公司概述
Erie Indemnity Company operates as a managing attorney-in-fact for the subscribers at the Erie Insurance Exchange within the United States, delivering issuance and renewal services alongside sales support, agent compensation, and underwriting capabilities. This entity functions within the Financial Services sector, specifically classified under the Insurance Brokers industry, positioning it as an intermediary that facilitates insurance distribution rather than underwriting its own primary risks. The company commands a substantial market capitalization of $13.45B, supported by an annual revenue stream of $4.07B and an operational workforce of 6667 employees. These financial magnitudes indicate that Erie Indemnity Company holds a significant footprint in the insurance brokerage landscape, reflecting a mature business model capable of generating substantial top-line revenue through its extensive agent network and service infrastructure.
财务健康
The company reported a trailing twelve-month revenue of $4.07B, with net income standing at $559.33M and EBITDA reaching $808.99M. The gap between the $4.07B revenue and the $559.33M net income reveals a cost structure where operating expenses, including commissions, claims reserves, and administrative costs, consume approximately 86.2% of total revenue before arriving at the bottom line. Free cash flow generation stands at $499.90M, indicating that after capital expenditures, the company retains nearly $500M annually to fund operations, pay dividends, or return capital to stakeholders. Gross margin is recorded at 17.6%, operating margin at 17.2%, and profit margin at 13.8%, suggesting that for every dollar of revenue, the company retains 17.6 cents as gross profit and 13.8 cents as net profit after all expenses. The balance sheet shows cash holdings of $349.59M against total debt of $61.94M, resulting in a debt-to-equity ratio of 2.71, which suggests a capital structure with moderate leverage relative to equity. While the debt load is notable, the current ratio of 1.27 indicates that current assets exceed current liabilities by 27%, providing a comfortable buffer for short-term liquidity needs. Return on Equity stands at 26.2% while Return on Assets is 14.8%, demonstrating that management is effectively deploying shareholder capital to generate returns that significantly exceed the cost of equity.
估值评估
The stock trades with a trailing P/E ratio of 24.09 and a forward P/E of 18.36, implying that the market expects earnings growth that would bring the valuation multiple down from current levels to the forward estimate. The price-to-book ratio is 5.89, indicating that the market values the company at nearly six times its book value, reflecting a premium assigned to its intangible assets, brand, and distribution network. Alternative valuation metrics include a price-to-sales ratio of 3.31 and an EV/EBITDA of 16.27, suggesting the market values the company based on its ability to generate cash flow relative to enterprise value. The 52-week price range spans from a low of $233.82 to a high of $434.00, meaning the current valuation sits within a wide historical band relative to recent volatility. With a beta of 0.44, the stock exhibits low volatility relative to the broader market, moving at less than half the amplitude of the S&P 500 during periods of market fluctuation.
Growth & Income
Revenue growth over the trailing twelve months was 2.9%, while earnings growth registered at -58.4%, indicating that profitability is currently declining much faster than top-line sales are expanding.

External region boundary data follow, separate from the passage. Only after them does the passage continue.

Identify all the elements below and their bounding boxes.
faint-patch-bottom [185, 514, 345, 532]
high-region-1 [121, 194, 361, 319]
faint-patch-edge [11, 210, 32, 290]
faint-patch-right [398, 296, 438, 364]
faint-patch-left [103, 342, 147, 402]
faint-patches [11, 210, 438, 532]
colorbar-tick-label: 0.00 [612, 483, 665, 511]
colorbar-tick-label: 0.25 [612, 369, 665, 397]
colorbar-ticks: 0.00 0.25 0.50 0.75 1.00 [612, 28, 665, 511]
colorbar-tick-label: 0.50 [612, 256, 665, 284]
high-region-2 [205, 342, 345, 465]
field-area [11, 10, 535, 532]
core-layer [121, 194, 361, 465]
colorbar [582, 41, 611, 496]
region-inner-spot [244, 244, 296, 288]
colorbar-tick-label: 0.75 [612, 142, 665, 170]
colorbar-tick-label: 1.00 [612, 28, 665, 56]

The company offers a dividend yield of 2.3% with a payout ratio of 52.0%, suggesting that more than half of the net income is distributed to shareholders, which must be weighed against the recent negative earnings growth to assess sustainability. Given the sharp contraction in earnings, the ability to maintain a 52.0% payout ratio requires careful scrutiny as the denominator in the payout ratio shrinks. The overall growth and income profile presents a scenario of stable but slowing revenue expansion coupled with a significant earnings contraction, while the dividend provides a modest income floor despite the earnings headwinds.